Websites work on basic demand and supply principles: the more people searching/buying flights, the higher the price. Airlines charge more for air tickets in the summer and around public holidays because they can !.It is obvious that the per passenger cost is lowest when a plane is full, so the incentive is to sell tickets.
However, having said that the airlines would rather have a last minute business passenger than a passenger looking for a cheap ticket.In order for us to understand this concept, which is known as ‘Yield Management,'we have to get our heads round the seemingly contradictory aims of filling an airplane and sell as many high-value airline tickets as possible.
The World of ‘Buckets.'
Airlines have a range of tickets for sale, from premium/first/business class to the everyman ‘economy’. Which seat gets put in each Bucket is based on historical flight data.
This means, for example, that there will be no discounted seats at Thanksgiving. As the seats on the plane sell, seat prices are adjusted.If sales are slow, then more seats are moved to the discounted bucket which means falling seat prices. As the plane fills, it is likely though not certain that prices increase.Hence the general rule to book early. However, prices can fall if sales are slow at the last minute.Seat allocations into these ‘buckets’ may start about eight weeks before the flight date. This is not a good time to book as the discount buckets are generally empty.
It is only closer to the flight departure that cheaper seats appear, but two to three weeks before the flight prices go up. It is expected that in this period business travelers start to book. And business travelers are what airlines really want, people for whom the price of the airline ticket does not matter too much.

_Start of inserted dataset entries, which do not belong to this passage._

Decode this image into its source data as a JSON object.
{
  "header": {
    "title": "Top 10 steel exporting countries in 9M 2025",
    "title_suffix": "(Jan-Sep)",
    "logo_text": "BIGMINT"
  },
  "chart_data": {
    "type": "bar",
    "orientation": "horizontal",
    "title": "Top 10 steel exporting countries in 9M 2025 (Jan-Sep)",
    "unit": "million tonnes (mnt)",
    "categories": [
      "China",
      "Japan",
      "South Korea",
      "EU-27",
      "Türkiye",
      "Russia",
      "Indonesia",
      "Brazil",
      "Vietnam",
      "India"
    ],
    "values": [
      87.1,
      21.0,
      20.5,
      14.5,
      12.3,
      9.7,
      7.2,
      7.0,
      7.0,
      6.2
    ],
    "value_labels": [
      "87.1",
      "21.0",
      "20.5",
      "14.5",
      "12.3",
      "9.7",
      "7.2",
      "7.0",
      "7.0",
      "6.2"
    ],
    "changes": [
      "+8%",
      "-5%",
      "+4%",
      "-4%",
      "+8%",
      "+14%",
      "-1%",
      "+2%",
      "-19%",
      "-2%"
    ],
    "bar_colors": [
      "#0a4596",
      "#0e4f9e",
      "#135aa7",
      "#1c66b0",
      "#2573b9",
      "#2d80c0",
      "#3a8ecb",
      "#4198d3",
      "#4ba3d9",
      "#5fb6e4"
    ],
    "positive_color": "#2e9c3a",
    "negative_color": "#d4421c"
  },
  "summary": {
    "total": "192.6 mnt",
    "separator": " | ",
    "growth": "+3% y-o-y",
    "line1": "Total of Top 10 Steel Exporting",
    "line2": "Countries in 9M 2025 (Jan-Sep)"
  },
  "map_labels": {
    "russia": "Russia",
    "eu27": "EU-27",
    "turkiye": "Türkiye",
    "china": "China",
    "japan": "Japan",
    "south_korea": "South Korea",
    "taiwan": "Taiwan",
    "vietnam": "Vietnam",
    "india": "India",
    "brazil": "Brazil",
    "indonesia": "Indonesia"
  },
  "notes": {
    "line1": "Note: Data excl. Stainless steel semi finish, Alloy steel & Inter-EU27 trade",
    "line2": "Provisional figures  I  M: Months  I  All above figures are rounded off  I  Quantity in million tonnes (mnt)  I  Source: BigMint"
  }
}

You may have been infuriated by the fact that yesterday your airline ticket was $100 cheaper, but to airlines, this is proof that sophisticated software in pricing systems are responding to what is going on in the specific market (of people wanting to travel on this flight). The answer is that if you see a flight that you regard as cheap, book it then and there. The fare you wanted has simply been moved to a more expensive ‘bucket.'
Maximizing Revenue
Airline fare systems are designed to generate the maximum revenue for every seat.If you want a bargain, do not look too early or too late.Play the cheap flights game by the airline's rules. Top tips are that lowest fares are not even offered on certain days, so for obvious reasons, Tuesdays and Wednesdays are good value and, by the same token, holidays are not.
Some airlines have as many as seventy-seven prices, many of these prices will simply not be available when you want to travel, the airline knows that they do not need to offer them to fill the flight and maximize revenue. The more expensive the fare, the more seats will be on sale. And airlines just love big group bookings, such as football teams, getting such a booking means they can increase the price of seats.
Look out for sales
Air fares are first put on sale around a year before taking off. Sales often occur between one and four months from departure. And whether there is a sale or not, is dependent on advance bookings.Heavy advance bookings mean no sale.
There is no proof in the rumor that travel websites have software that picks up if you have been searching for the same flight more than once and therefore bumps up the price.
Conclusion
Like any good or service, the price depends on the demand.Our advice is to use this article to get the best price available.